Yes! I see this constantly. I have a Rust guide that Claude adheres to maybe 50% of the time. It also loves to allocate despite my guide having a whole section about different ways to avoid allocations.

mbbutler · 2026-03-06T16:07:12 1772813232

Two use-cases recently where Claude sucked for me:

1. Performance-critical code to featurize byte slices for use in a ML model. Claude kept trying to take multiple passes over the slice when the featurization can obviously be done in one. After I finally got it to do the featurization in one pass it was double-counting some bytes but not others (double counting all of them would have been fine since the feature vector gets normalized). Overall it was just very frustrating because this should have been straight-forward and instead it was dogshit.

2. Performance-critical code that iterates over lines of text and possibly applies transformations, similar to sed. Claude kept trying to allocate new Strings inside of the hot-loop for lines that were not transformed. When I told it to use Cow<'a, str> instead so that the untransformed lines, which make up the majority of processed lines, would not need a new allocation, Claude completely fucked up the named lifetimes. Importantly, my CLAUDE.md already tells Claude to use copy-on-write types to reduce allocations whenever possible. The agent just ignored it, which is _the_ issue with LLMs: they're non-deterministic and any guidance you provide is ultimately just a suggestion.

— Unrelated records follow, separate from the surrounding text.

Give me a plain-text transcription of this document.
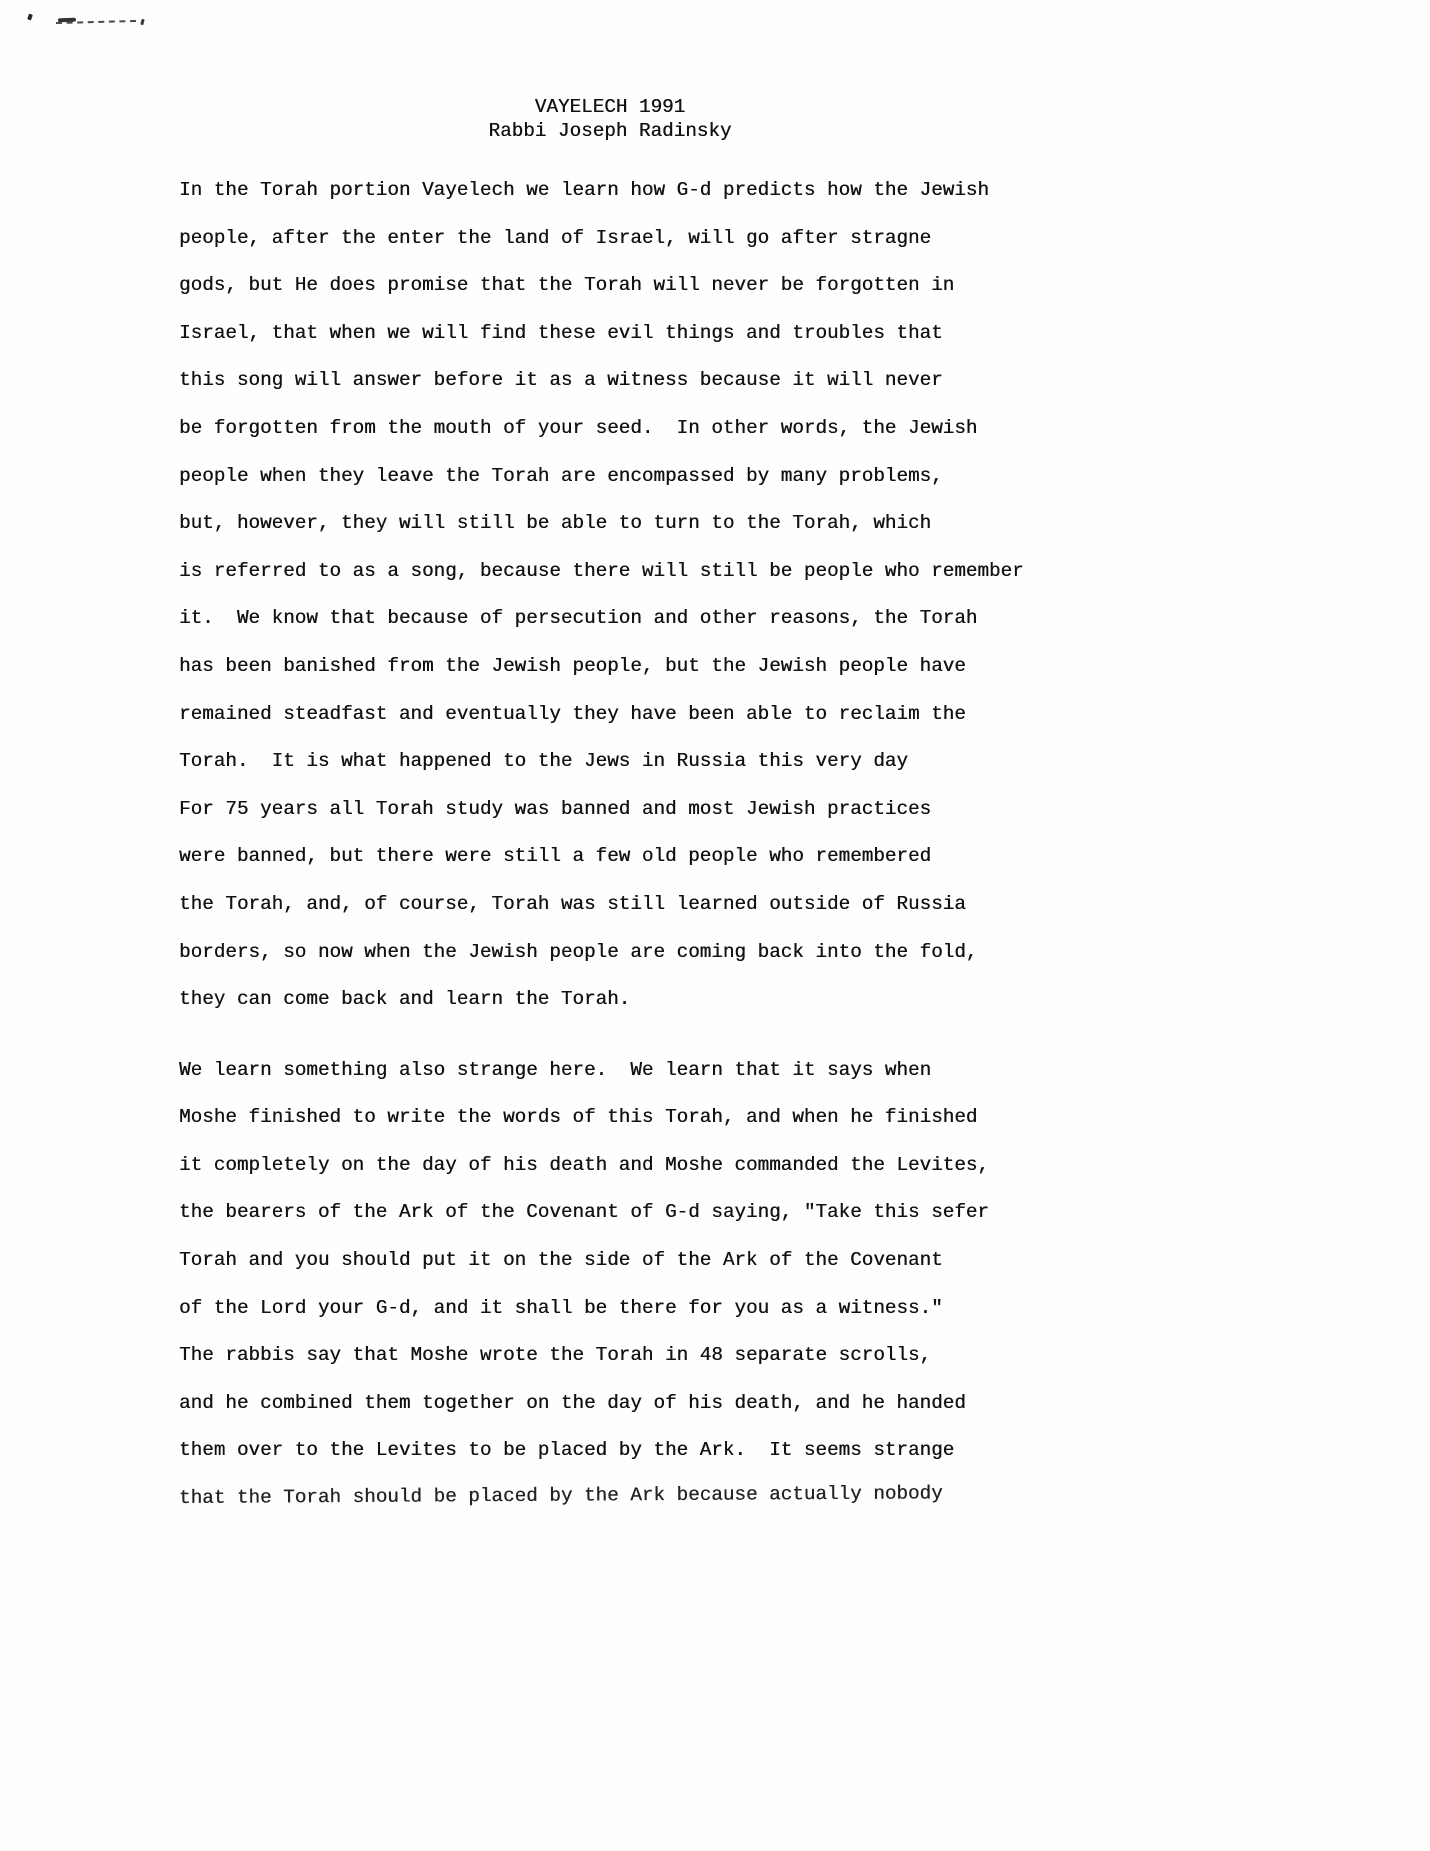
VAYELECH 1991
Rabbi Joseph Radinsky
In the Torah portion Vayelech we learn how G-d predicts how the Jewish
people, after the enter the land of Israel, will go after stragne
gods, but He does promise that the Torah will never be forgotten in
Israel, that when we will find these evil things and troubles that
this song will answer before it as a witness because it will never
be forgotten from the mouth of your seed.  In other words, the Jewish
people when they leave the Torah are encompassed by many problems,
but, however, they will still be able to turn to the Torah, which
is referred to as a song, because there will still be people who remember
it.  We know that because of persecution and other reasons, the Torah
has been banished from the Jewish people, but the Jewish people have
remained steadfast and eventually they have been able to reclaim the
Torah.  It is what happened to the Jews in Russia this very day
For 75 years all Torah study was banned and most Jewish practices
were banned, but there were still a few old people who remembered
the Torah, and, of course, Torah was still learned outside of Russia
borders, so now when the Jewish people are coming back into the fold,
they can come back and learn the Torah.
We learn something also strange here.  We learn that it says when
Moshe finished to write the words of this Torah, and when he finished
it completely on the day of his death and Moshe commanded the Levites,
the bearers of the Ark of the Covenant of G-d saying, "Take this sefer
Torah and you should put it on the side of the Ark of the Covenant
of the Lord your G-d, and it shall be there for you as a witness."
The rabbis say that Moshe wrote the Torah in 48 separate scrolls,
and he combined them together on the day of his death, and he handed
them over to the Levites to be placed by the Ark.  It seems strange
that the Torah should be placed by the Ark because actually nobody
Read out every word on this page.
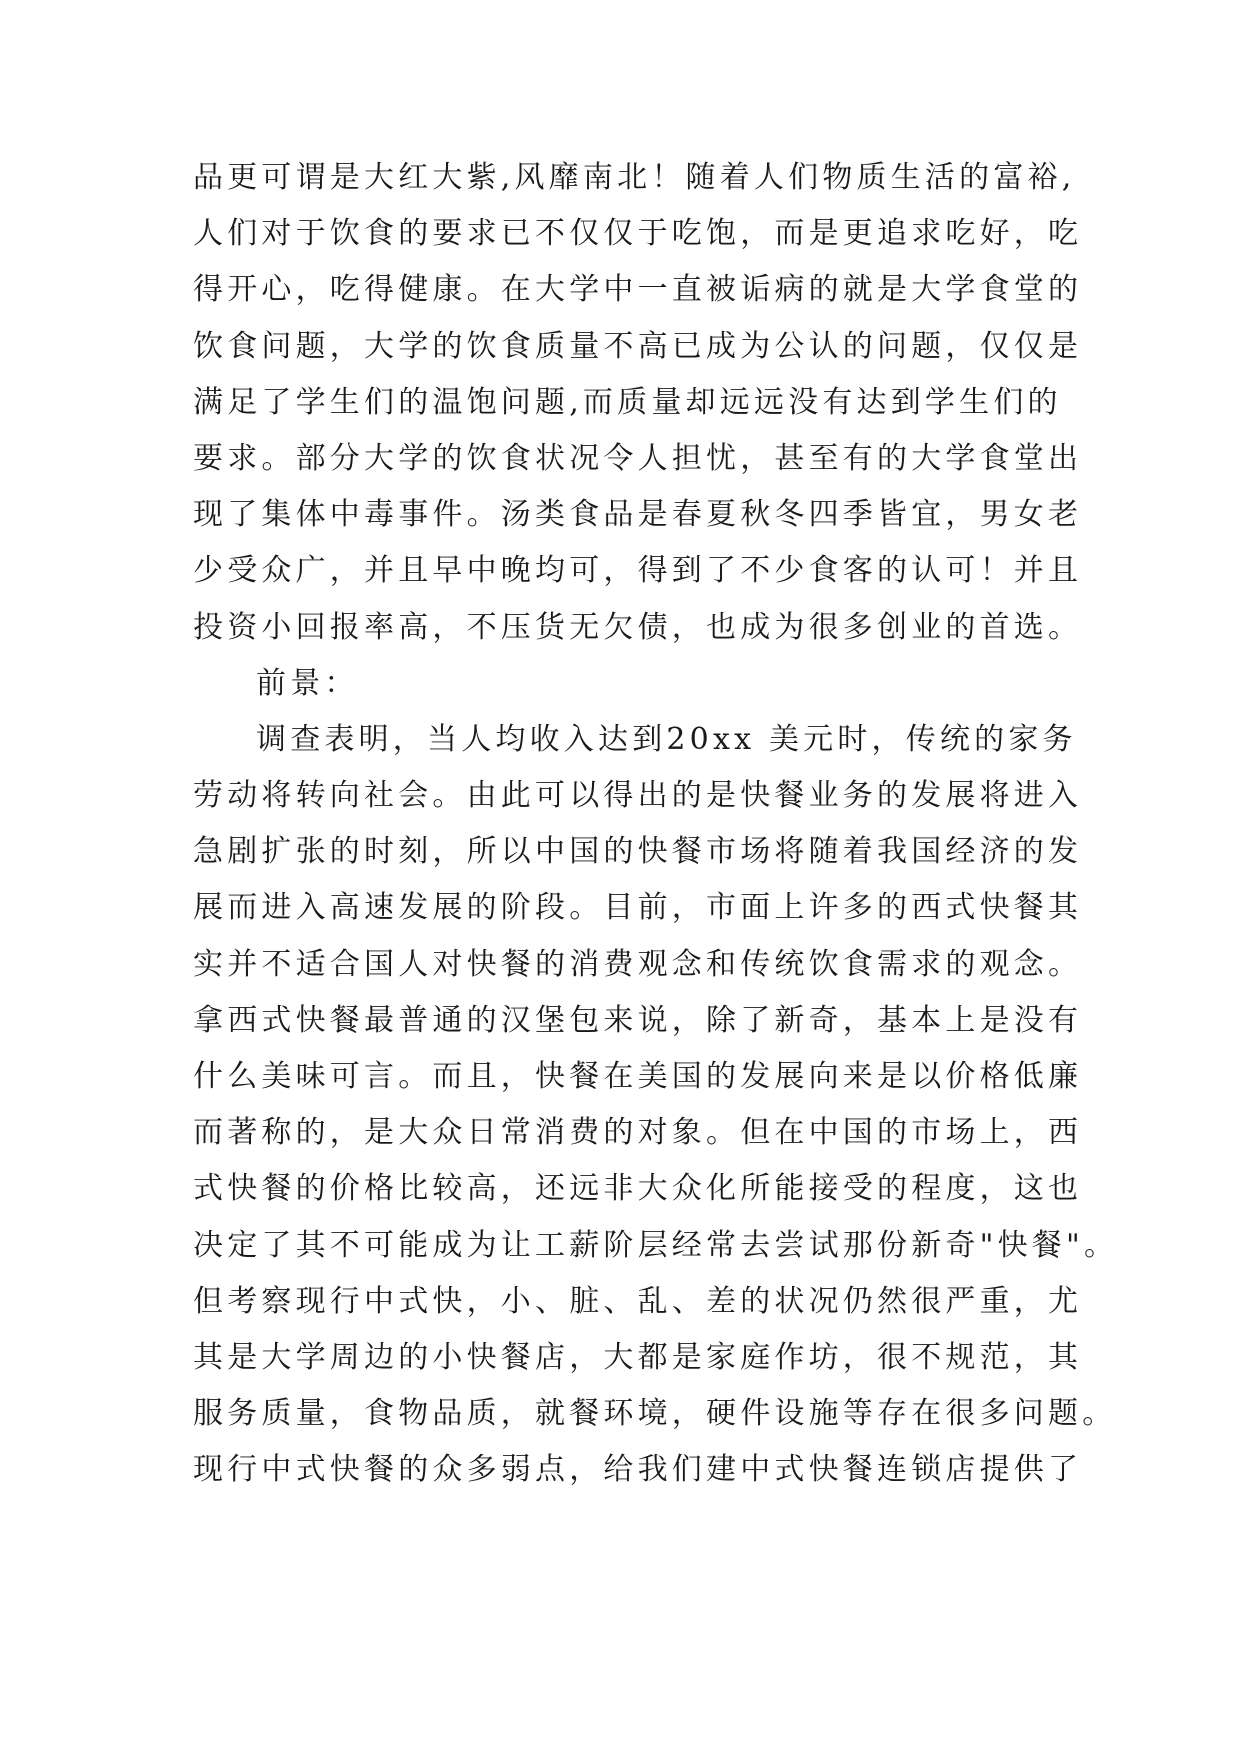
品更可谓是大红大紫,风靡南北！随着人们物质生活的富裕,
人们对于饮食的要求已不仅仅于吃饱，而是更追求吃好，吃
得开心，吃得健康。在大学中一直被诟病的就是大学食堂的
饮食问题，大学的饮食质量不高已成为公认的问题，仅仅是
满足了学生们的温饱问题,而质量却远远没有达到学生们的
要求。部分大学的饮食状况令人担忧，甚至有的大学食堂出
现了集体中毒事件。汤类食品是春夏秋冬四季皆宜，男女老
少受众广，并且早中晚均可，得到了不少食客的认可！并且
投资小回报率高，不压货无欠债，也成为很多创业的首选。
前景：
调查表明，当人均收入达到20xx 美元时，传统的家务
劳动将转向社会。由此可以得出的是快餐业务的发展将进入
急剧扩张的时刻，所以中国的快餐市场将随着我国经济的发
展而进入高速发展的阶段。目前，市面上许多的西式快餐其
实并不适合国人对快餐的消费观念和传统饮食需求的观念。
拿西式快餐最普通的汉堡包来说，除了新奇，基本上是没有
什么美味可言。而且，快餐在美国的发展向来是以价格低廉
而著称的，是大众日常消费的对象。但在中国的市场上，西
式快餐的价格比较高，还远非大众化所能接受的程度，这也
决定了其不可能成为让工薪阶层经常去尝试那份新奇"快餐"。
但考察现行中式快，小、脏、乱、差的状况仍然很严重，尤
其是大学周边的小快餐店，大都是家庭作坊，很不规范，其
服务质量，食物品质，就餐环境，硬件设施等存在很多问题。
现行中式快餐的众多弱点，给我们建中式快餐连锁店提供了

mbbutler · 2025-12-21T22:20:21 1766355621

It's not just assuming that everyone learns the same way. It's assuming that everyone learns the way that all of the research literature on learning claims does not work.

Learning requires active recall/synthesis. Looking at solved examples instead of working them yourself does not suffice in math, physics, chemistry, or CS, but somehow it is supposed to work in this situation?

mbbutler · on Aug 25, 2023

Machine learning people use "tensor" to just mean an N-dimensional array of numbers. The term is divorced from its meaning in Physics and Mathematics, which caused me some confusion when I started looked at machine learning papers coming from physics.

jdthedisciple · on Aug 26, 2023

Again, doesn't seem so divorced: "N-dimensional array of numbers" pretty much works for Mathematics from my understanding.

mbbutler · on July 23, 2022

But the energy transported to Earth from your space power plant still creates waste heat when it is used to do work (and also when it is transported to earth). You cannot beat the second law.